|Project Name||Landhaus||Posted in||Residential||Location||
|Architect||TKA Thomas Kröger Architekt||Project Team||Thomas Kröger, Laura Becqueriaux||Completed||July 2014|
The architectural reconstruction and conversion of antiquated buildings, particularly in instances where their use is obsolete or outmoded, is a sublime art form. The architect’s creative expression is arguably tested to a much greater extent when he/she is presented with the dilemma (and challenge) of improving and repurposing an already existing historic structure. Retaining and augmenting the connection between past and present is an important premise, especially in a world where the new is all too often coveted and the old repeatedly disposed of.
Barn conversions are becoming more and more commonplace. One example of a singularly striking barn redesign can be found in the small north-eastern German village of Uckermark. Here, TKA Thomas Kröger Architekt has converted one half of a large barn structure into a family country house with an additional self-contained apartment. Surrounded by hearty farmland, the 140 year old barn has once again found new meaning in its continually evolving existence as it had previously been divided into semi-detached houses for two settler families and cattle.
With a mixed construction that utilises brick masonry and timber, the barn, known as Landhaus, provides a solid and serene haven. In order to arrive at the current interior arrangement, the barn’s core was literally gutted on one half, whilst retaining its beams and what the architect describes as a “crude truss”. At its centre, the house enjoys a double height hall living space and open fireplace whilst on its garden side, three large symmetrical arch apertures have been added to the hall (with the barn’s street side facade remaining largely unaltered). Providing views over the property’s orchards and the rolling countryside beyond, these gaping arches are closed using wooden gates. The huge hall vestibule however, is in many ways the barn’s beating heart and one can envisage its value on warm summer days and balmy evenings. As the hall is not heated, it is intentionally encircled by smaller rooms that are. In colder months, the architect envisioned that only these smaller rooms would be used by the family, and anyway in essence, the enormous hall would be uneconomical to heat on a constant basis.

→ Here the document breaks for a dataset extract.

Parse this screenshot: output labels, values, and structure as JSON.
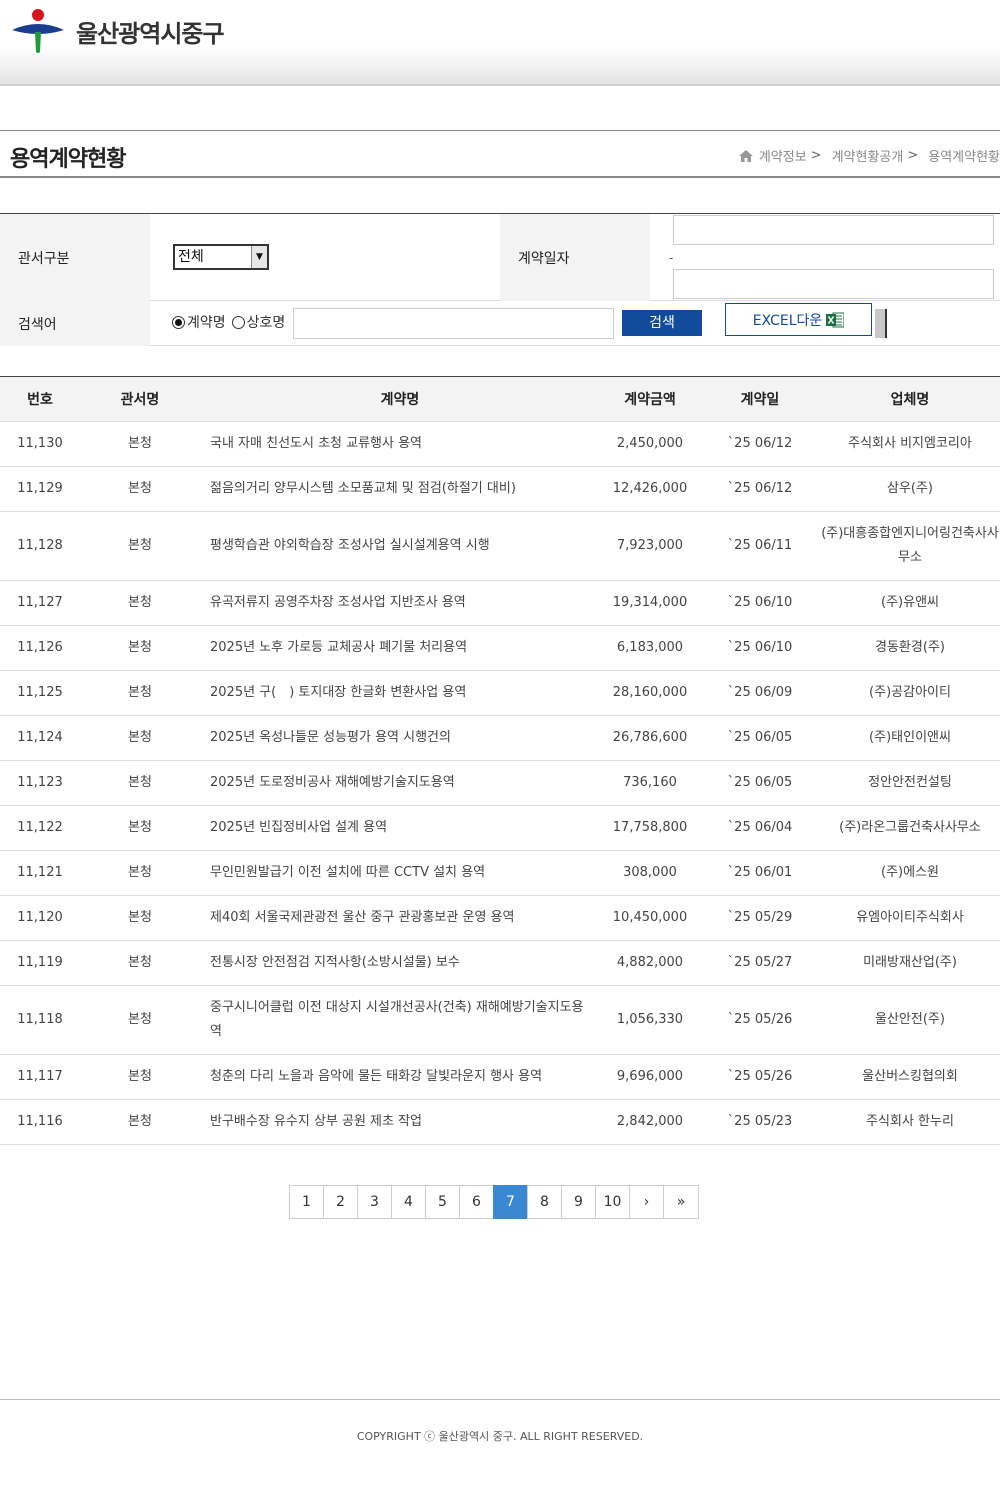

Located several steps up from the hall (and visible via glass partitions) are the living room, dining area and a free-standing kitchen. A further staircase leads to a suite of rooms, three bedrooms, two bathrooms, two studies and a loggia that surround the hall. At the gable end of the property, one finds the partitioned off guest apartment (accessed via a separate entrance or through a connection in the central hall) whilst the apartment’s living space is housed on its ground floor with the sleeping quarters and bathroom located upstairs.
In all, the Landhaus country house barn conversion is a truly elegant and contemporary structure that is imbued with much rural glamour and rusticity.